Metro Manila (CNN Philippines, November 28) — Taking cue from Singapore, China, Hong Kong, and South Korea, House Speaker Ferdinand Martin Romualdez and senior deputy majority leader and Ilocos Norte Rep. Sandro Marcos have filed a bill establishing a sovereign wealth fund (SWF) for the Philippines.
SWFs are state-owned investment funds typically financed by a country’s surplus revenues or reserves. The government invests these funds in both financial and real assets with the aim of stabilizing national budgets, creating savings, or promoting economic development.

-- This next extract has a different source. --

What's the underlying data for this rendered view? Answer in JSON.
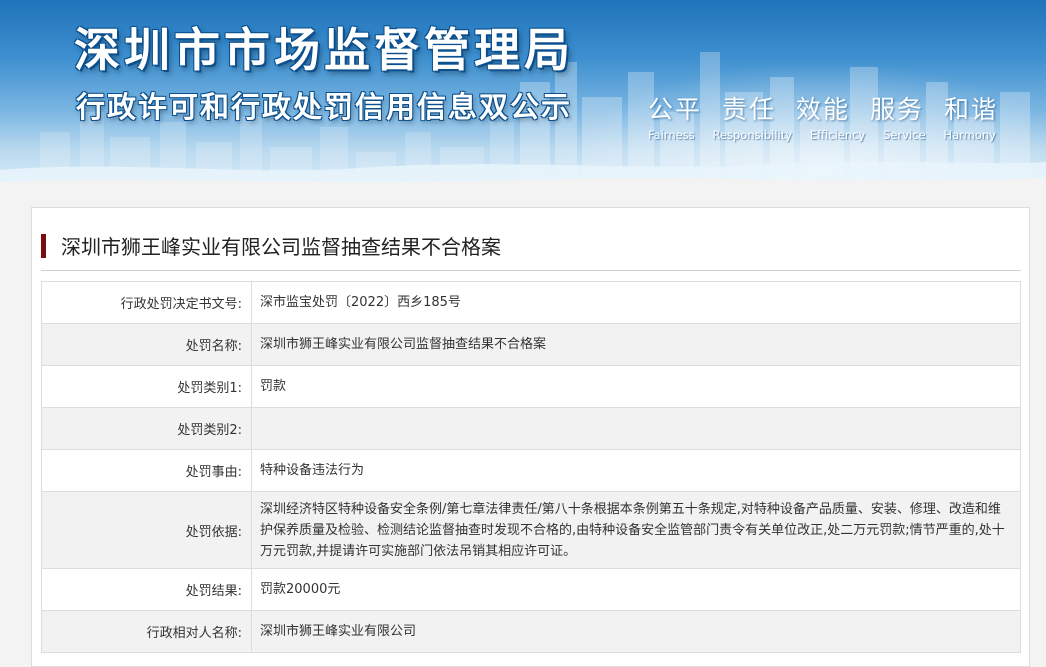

Under House Bill 6398, funds for the proposed Maharlika Investments Fund (MIF) will be sourced primarily from contributions from the Government Service Insurance System (GSIS), Social Security System (SSS), Land Bank of the Philippines (Land Bank), and Development Bank of the Philippines (DBP).
The bill proposes an initial investment of P250 billion from the four government financial institutions (GFIs), with the breakdown as follows: GSIS, ₱125 billion; SSS, ₱50 billion; Land Bank: ₱50 billion, and DBP: ₱25 billion.

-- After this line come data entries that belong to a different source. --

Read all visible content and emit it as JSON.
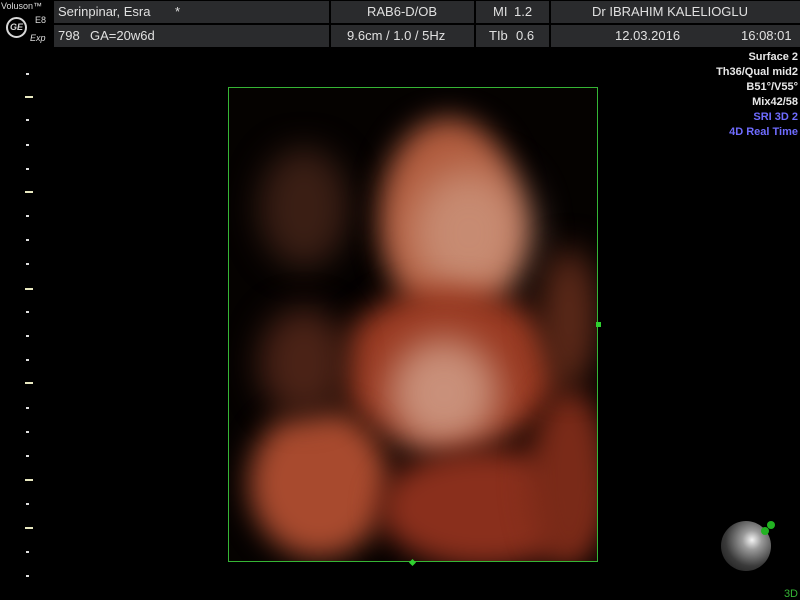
{
  "logo": {
    "brand": "Voluson™",
    "model": "E8",
    "sub": "Exp",
    "mark": "GE"
  },
  "header": {
    "patient": "Serinpinar, Esra",
    "patient_flag": "*",
    "exam_id": "798",
    "gestational_age": "GA=20w6d",
    "probe": "RAB6-D/OB",
    "mi": "MI",
    "mi_value": "1.2",
    "doctor": "Dr IBRAHIM KALELIOGLU",
    "depth": "9.6cm / 1.0 /  5Hz",
    "tib": "TIb",
    "tib_value": "0.6",
    "date": "12.03.2016",
    "time": "16:08:01"
  },
  "params": [
    {
      "text": "Surface 2",
      "color": "white"
    },
    {
      "text": "Th36/Qual mid2",
      "color": "white"
    },
    {
      "text": "B51°/V55°",
      "color": "white"
    },
    {
      "text": "Mix42/58",
      "color": "white"
    },
    {
      "text": "SRI 3D 2",
      "color": "blue"
    },
    {
      "text": "4D Real Time",
      "color": "blue"
    }
  ],
  "orientation": {
    "label": "3D"
  }
}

The MIF “will be used to invest on a strategic and commercial basis in a manner designed to promote fiscal stability for economic development, and strengthen the top-performing GFIs through additional investment platforms that will help attain the National Government’s priority plans,” stated HB 6398.

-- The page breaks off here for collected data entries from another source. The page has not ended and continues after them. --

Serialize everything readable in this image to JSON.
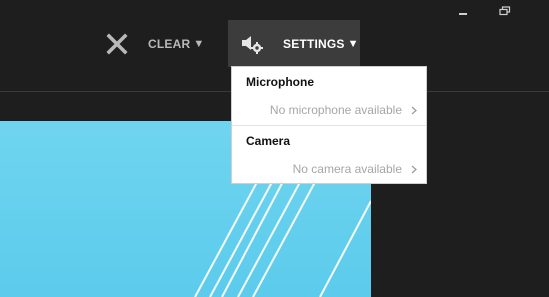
{
  "toolbar": {
    "clear_label": "CLEAR",
    "settings_label": "SETTINGS"
  },
  "dropdown": {
    "microphone": {
      "title": "Microphone",
      "status": "No microphone available"
    },
    "camera": {
      "title": "Camera",
      "status": "No camera available"
    }
  },
  "window_controls": [
    "minimize-icon",
    "restore-icon"
  ],
  "icons": {
    "clear": "close-icon",
    "settings": "speaker-gear-icon",
    "caret": "caret-down-icon",
    "chevron": "chevron-right-icon"
  },
  "colors": {
    "background": "#1e1e1e",
    "settings_button": "#3c3c3c",
    "preview": "#5ccbec",
    "muted_text": "#a6a6a6"
  }
}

Joining Romualdez and Marcos in proposing the creation of the MIF are: House Majority Leader Mannix Dalipe, Tingog Party-list Reps. Jude Acidre and Yedda Romualdez, and Marikina Rep. Stella Quimbo.
The proposed MIF is patterned after the SWFs of 49 countries, including Singapore, China, Hong Kong, South Korea, Malaysia, Indonesia, Taiwan, Vietnam, and East Timor.
HB 6398’s authors said the MIF would give the GSIS, SSS, Land Bank, and DBP the opportunity “to ensure their respective funds’ optimal asset allocation as well as ensure that resources are efficiently channeled to investments that will provide the most value not only to the participating GFIs, but also to the country.”
“As the Philippines secures its place not only as the Rising Star of Asia but as a real economic leader in the Asia Pacific, the creation of the MIF becomes imperative,” they said.
Bolstering the argument for the MIF’s creation, the lawmakers noted that Singapore’s SWF became a tool for the city-state to manage its foreign reserves, while Indonesia attracted foreign investors to jointly capitalize its SWF to bring in much-needed investments in such sectors as transportation, including airports, supply chains, logistics, digital infrastructure, the green economy, healthcare services, the financial sector, technology, and tourism.
HB 6398 lists the following as among the areas where the MIF can be invested: Cash, foreign currencies, metals and other tradeable commodities; fixed income instruments issued by sovereigns, quasi-sovereigns and supranationals; domestic and foreign bonds; listed or unlisted equities, whether common, preferred or hybrids; financial derivatives, Islamic investments, such as Sukuk bonds; joint ventures or con-investments; mutual and exchange-traded funds; commercial real estate and infrastructure projects, and other investments as may be approved by the board.
The MIF will be managed by the Maharlika Investments Corporation (MIC), which will be governed by a nine-member board of directors composed of the Finance Secretary, nominees of the contributing GFIs, and two independent directors.
To ensure transparency and accountability, authors of the bill said the MIF would adhere to the Santiago Principles, which are 24 generally accepted principles and practices agreed to in October 2008 in Santiago, Chile, among countries with SWFs, investment recipient countries, and international organizations.